Michael later proposes to Nicole, but she refuses. After he sends her an apology note and an invitation to dinner, they eventually fall in love. At the engagement party, Nicole is horrified to learn that Michael has been married seven times previously. She calls off the wedding, much to her father's dismay. Michael explains that he gives each of his wives a prenuptial agreement guaranteeing $50,000 a year for life if they should divorce. Nicole demands twice that amount, and Michael assents.

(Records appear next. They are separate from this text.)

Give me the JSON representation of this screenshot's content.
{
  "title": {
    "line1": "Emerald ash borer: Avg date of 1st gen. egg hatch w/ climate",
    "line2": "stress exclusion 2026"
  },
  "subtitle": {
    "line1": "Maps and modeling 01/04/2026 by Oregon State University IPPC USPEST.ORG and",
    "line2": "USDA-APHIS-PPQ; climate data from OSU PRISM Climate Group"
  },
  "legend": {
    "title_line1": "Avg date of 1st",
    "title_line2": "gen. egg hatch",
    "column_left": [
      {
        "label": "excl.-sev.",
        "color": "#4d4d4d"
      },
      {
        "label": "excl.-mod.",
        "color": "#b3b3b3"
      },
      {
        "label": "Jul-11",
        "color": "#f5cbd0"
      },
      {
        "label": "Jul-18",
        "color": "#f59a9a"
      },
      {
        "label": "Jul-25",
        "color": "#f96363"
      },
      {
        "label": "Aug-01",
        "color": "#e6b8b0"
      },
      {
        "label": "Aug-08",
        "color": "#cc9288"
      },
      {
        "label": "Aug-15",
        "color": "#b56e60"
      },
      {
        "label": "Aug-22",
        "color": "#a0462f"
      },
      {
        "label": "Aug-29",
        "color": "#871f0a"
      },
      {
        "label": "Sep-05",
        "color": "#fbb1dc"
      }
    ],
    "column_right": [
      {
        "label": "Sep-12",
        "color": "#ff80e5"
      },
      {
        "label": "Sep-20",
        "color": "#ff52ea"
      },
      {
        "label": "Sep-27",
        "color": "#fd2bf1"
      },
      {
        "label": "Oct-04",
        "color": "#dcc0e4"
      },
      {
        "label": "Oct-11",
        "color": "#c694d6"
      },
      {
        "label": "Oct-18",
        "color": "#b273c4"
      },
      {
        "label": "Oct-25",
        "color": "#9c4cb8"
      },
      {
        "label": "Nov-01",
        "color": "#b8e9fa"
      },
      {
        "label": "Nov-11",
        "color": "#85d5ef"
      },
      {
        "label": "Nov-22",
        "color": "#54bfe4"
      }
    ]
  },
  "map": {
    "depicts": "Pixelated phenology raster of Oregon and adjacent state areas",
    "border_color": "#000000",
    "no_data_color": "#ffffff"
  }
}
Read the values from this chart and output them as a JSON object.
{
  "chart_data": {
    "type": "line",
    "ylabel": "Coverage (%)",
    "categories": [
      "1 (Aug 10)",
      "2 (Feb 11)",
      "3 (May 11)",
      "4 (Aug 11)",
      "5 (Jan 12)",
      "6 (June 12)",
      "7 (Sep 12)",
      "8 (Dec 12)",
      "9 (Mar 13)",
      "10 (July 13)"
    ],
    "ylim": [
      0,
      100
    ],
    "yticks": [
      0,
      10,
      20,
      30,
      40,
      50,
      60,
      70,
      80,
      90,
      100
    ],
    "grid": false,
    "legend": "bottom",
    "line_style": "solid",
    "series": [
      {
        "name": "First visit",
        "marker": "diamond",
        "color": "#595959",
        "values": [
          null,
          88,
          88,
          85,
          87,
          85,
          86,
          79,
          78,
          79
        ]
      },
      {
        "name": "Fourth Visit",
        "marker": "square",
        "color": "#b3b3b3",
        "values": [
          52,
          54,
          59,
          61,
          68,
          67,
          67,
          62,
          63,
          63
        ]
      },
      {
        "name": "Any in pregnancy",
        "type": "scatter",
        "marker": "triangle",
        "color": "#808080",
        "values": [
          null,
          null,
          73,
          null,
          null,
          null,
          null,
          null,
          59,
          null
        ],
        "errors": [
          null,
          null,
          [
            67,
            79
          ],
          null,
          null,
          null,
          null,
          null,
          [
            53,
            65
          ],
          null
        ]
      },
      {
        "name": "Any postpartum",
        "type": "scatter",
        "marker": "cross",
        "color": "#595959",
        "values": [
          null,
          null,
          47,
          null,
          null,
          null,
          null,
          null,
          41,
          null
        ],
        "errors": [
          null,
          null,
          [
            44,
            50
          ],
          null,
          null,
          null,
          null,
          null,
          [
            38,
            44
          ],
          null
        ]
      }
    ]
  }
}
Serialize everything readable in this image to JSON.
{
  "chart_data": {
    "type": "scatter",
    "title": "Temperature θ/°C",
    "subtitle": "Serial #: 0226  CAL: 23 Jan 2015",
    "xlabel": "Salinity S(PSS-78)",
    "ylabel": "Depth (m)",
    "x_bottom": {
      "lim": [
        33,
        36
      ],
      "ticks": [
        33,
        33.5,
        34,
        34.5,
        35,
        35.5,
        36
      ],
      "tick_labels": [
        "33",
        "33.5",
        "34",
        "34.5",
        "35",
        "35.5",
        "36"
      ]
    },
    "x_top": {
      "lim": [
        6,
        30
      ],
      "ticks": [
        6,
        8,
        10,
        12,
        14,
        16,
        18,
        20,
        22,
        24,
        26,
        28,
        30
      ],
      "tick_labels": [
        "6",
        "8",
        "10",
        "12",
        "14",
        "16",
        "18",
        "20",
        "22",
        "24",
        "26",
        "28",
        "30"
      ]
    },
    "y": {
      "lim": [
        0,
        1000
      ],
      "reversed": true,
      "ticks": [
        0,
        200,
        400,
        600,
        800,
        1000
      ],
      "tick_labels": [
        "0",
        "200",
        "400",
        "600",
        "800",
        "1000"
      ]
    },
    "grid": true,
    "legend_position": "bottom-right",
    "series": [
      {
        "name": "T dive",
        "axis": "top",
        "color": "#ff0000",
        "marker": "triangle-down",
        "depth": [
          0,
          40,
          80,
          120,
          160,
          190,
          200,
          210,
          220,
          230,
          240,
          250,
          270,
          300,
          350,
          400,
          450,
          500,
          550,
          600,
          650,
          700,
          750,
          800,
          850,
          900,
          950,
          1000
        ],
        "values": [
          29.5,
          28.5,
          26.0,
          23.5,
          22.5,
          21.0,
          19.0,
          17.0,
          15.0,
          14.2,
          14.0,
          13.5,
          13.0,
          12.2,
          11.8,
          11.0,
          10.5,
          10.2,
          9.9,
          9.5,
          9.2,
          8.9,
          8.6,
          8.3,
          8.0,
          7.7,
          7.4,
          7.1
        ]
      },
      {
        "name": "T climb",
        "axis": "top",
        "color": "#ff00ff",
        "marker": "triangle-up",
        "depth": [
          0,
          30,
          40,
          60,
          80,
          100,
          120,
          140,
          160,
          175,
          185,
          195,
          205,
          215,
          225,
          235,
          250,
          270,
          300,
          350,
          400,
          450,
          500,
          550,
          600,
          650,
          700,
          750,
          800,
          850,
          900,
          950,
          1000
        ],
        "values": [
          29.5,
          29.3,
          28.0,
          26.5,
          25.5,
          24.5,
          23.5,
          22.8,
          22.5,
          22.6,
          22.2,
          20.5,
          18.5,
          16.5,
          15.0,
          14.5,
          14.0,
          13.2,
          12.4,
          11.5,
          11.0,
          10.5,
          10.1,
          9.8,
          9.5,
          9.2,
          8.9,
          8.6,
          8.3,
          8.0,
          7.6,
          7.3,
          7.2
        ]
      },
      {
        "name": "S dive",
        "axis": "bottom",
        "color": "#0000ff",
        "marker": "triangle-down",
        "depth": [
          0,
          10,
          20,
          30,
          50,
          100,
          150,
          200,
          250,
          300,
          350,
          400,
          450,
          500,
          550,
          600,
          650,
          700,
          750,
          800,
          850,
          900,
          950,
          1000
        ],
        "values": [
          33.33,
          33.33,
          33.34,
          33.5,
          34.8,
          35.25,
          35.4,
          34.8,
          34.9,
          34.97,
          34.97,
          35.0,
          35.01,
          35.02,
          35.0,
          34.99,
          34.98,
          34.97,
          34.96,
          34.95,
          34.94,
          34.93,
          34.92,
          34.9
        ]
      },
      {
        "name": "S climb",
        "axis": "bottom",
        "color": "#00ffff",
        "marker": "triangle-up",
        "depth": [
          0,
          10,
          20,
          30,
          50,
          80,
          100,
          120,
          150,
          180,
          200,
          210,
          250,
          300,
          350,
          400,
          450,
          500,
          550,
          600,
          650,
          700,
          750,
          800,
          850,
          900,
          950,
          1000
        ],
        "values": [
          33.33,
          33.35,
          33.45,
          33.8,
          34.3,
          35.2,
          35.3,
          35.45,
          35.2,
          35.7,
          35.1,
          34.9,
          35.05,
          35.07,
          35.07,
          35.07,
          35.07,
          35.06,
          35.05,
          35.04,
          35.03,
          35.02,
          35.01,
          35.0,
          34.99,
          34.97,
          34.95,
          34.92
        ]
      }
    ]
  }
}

During the couple's honeymoon in Czechoslovakia and later at their home in Paris, Nicole keeps her discontented husband at arm's length while they live in separate rooms. He assumes that she is hoping to obtain a divorce, but this only strengthens his natural tenacity and his determination not to grant her one. It is implied that what she actually wants is to keep him interested by frustrating him so that he will not grow tired of her as he did with the previous seven wives. After reading Shakespeare's The Taming of the Shrew, Michael tries to follow Petruchio's example by "taming" his wife, but Nicole proves too strong for him, slapping him back when he slaps her and biting him (then tenderly treating him with iodine) when he spanks her.

Nicole writes anonymous letters to Michael claiming that she has a lover, but Monsieur Pepinard, a private detective hired by Michael, assures him that the claim is false. Nicole then blackmails Pepinard into finding her a fake lover, a boxer named Kid Mulligan, so that Michael can catch her alone with him and get knocked unconscious. Complications ensue when her friend Count Albert De Regnier chooses the wrong time to return a purse that she had left behind and is mistaken for her husband by Kid Mulligan, and gets knocked out. Michael assumes that Albert is her lover and finally grants her a divorce.

Michael has a nervous breakdown and commits himself to a sanitarium. Nicole tries to visit him but is barred from doing so. Michael is placed in a straitjacket after spotting Marquis de Loiselle, who has arranged for Nicole to enter by buying the sanitarium with their new wealth. Nicole tells Michael that she fell in love with him at first sight, but she needed to break him of his habit of marrying so often. Now that she is financially independent, she explains that if they were to remarry, it would not be for his money. He frees himself from his straitjacket, walks toward her menacingly and kisses her.

==Music==
- "Lookie, Lookie, Lookie, Here Comes Cookie", lyrics and music by Mack Gordon, sung by Gary Cooper.

==Production==
After Wilder signed an employment contract with Paramount Pictures in 1936, Manny Wolf, story editor and Paramount writer's department head, teamed him with Charles Brackett. Wolf suggested to Lubitsch that Wilder write Bluebeard's Eighth Wife together with the younger Brackett, influencing Wilder to write more modern than his script for Angel. Under Lubitsch's supervision, Wilder and Brackett spent a year cowriting the screenplay. Filming began on 11 October 1937 and finished in January 1938, costing $1.3 million.

==Reception==
Critic Frank Nugent of The New York Times wrote that Gary Cooper was badly miscast as the millionaire.

Variety wrote: "It's a light and sometimes bright entertainment, but gets a bit tiresome, despite its comparatively moderate running time.... The Brackett-Wilder scripting is ofttimes bright but illogical and fragile."